Direct: He said to me "what is your name"?

Indirect: He asked me what my name is.

This indirect speech is correct or wrong. Please help me providing the answer.

1 Answer 1


There are a number of changes or transpositions you must make to turn direct discourse (a direct quote) into indirect discourse (a report of a quote). I'll use the the following example, in which you're waiting to hear a lecture in an auditorium on March 1st.

Direct: A man asks

"Can1 you2 tell me2 who is2 speaking now3 at this4 lecture here4 today3?"

At home, the next day, March 2nd, you want to report the question:

Indirect: A man asked whether

I2 could1 tell him2 who was1 speaking then3 at that4 lecture there4 yesterday3.

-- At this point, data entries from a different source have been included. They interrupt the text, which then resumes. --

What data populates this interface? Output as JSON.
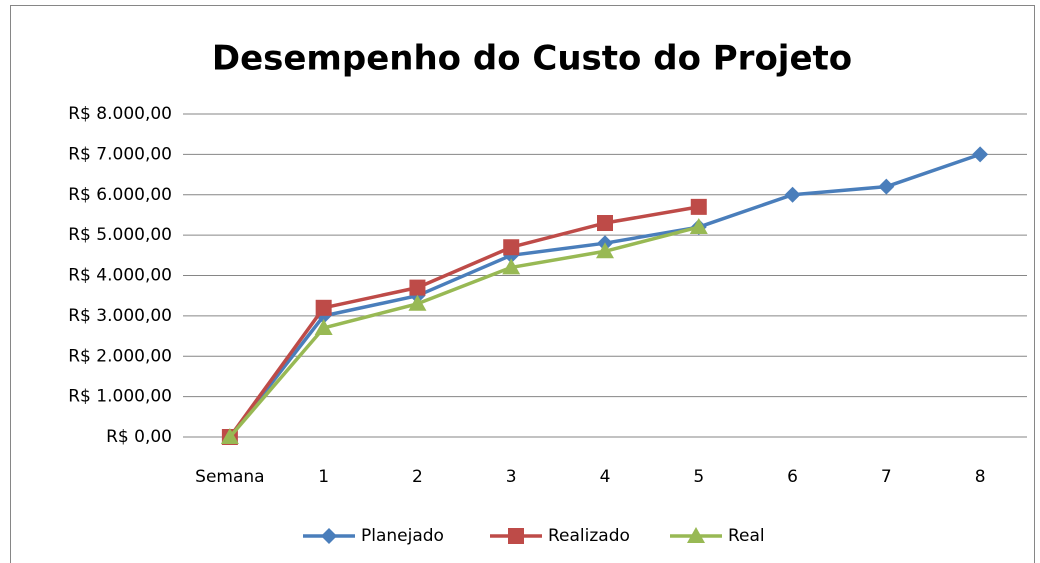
{
  "chart_data": {
    "type": "line",
    "title": "Desempenho do Custo do Projeto",
    "categories": [
      "Semana",
      "1",
      "2",
      "3",
      "4",
      "5",
      "6",
      "7",
      "8"
    ],
    "series": [
      {
        "name": "Planejado",
        "color": "#4a7ebb",
        "marker": "diamond",
        "values": [
          0,
          3000,
          3500,
          4500,
          4800,
          5200,
          6000,
          6200,
          7000
        ]
      },
      {
        "name": "Realizado",
        "color": "#be4b48",
        "marker": "square",
        "values": [
          0,
          3200,
          3700,
          4700,
          5300,
          5700,
          null,
          null,
          null
        ]
      },
      {
        "name": "Real",
        "color": "#98b954",
        "marker": "triangle",
        "values": [
          0,
          2700,
          3300,
          4200,
          4600,
          5200,
          null,
          null,
          null
        ]
      }
    ],
    "ylim": [
      0,
      8000
    ],
    "yticks": [
      {
        "value": 0,
        "label": "R$ 0,00"
      },
      {
        "value": 1000,
        "label": "R$ 1.000,00"
      },
      {
        "value": 2000,
        "label": "R$ 2.000,00"
      },
      {
        "value": 3000,
        "label": "R$ 3.000,00"
      },
      {
        "value": 4000,
        "label": "R$ 4.000,00"
      },
      {
        "value": 5000,
        "label": "R$ 5.000,00"
      },
      {
        "value": 6000,
        "label": "R$ 6.000,00"
      },
      {
        "value": 7000,
        "label": "R$ 7.000,00"
      },
      {
        "value": 8000,
        "label": "R$ 8.000,00"
      }
    ],
    "grid": true,
    "legend": "bottom"
  }
}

  1. Tense: You received the question in the present, so the man used present tense can and is. The next day, that time of asking is in the past, so the verb forms change to indicate past with could and was.
  2. Person: The man was talking to you about himself, so he used the second person pronoun you to address you and the first person pronoun me to talk about himself. But in a report you have to keep clear who was talking to whom. Thus when you talk about yourself, you need to transpose to the first person I, and when you talk about the man, you need to transpose to the third person him.
  3. Time: When you were asked the question on March 1st the time was now, but the day of the report, now would refer to March 2nd. So you have to say then. Similarly, when the man asked the question today referred to March 1st, but at the time of the report today refers to March 2nd. To keep the date straight in the report, you have to say yesterday to report about March 1st.
  4. Proximity: At the time of the question, this and here refer to something close by in time and place. Now that you're not near the auditorium and it's the next day, you have to indicate remoteness by using that and there, respectively.
  5. Sentence structure: For an interrogative clause (a question), the auxiliary verb precedes the subject (Can you). For a declarative clause (a statement) like the report, the order must be reversed (I could).

Let's look at your example:

Direct: He said to me "what is your name?"
Indirect: He asked me what my name is.

The sentence structure changes from interrogative (is ... name?) to declarative (name is). And the person changes from second (your) for the person addressed to first (my). But what about the present tense is? Shouldn't it be transposed to the past:

Indirect: He asked me what my name was.

That would be acceptable but not mandatory because the present tense may be used to describe events that obtained in the past and don't change. The canonical example is

The earth revolves around the sun.

This is called the stative present. Since the stative present refers to past time (unchanging) events, it's not necessary to do the transposition.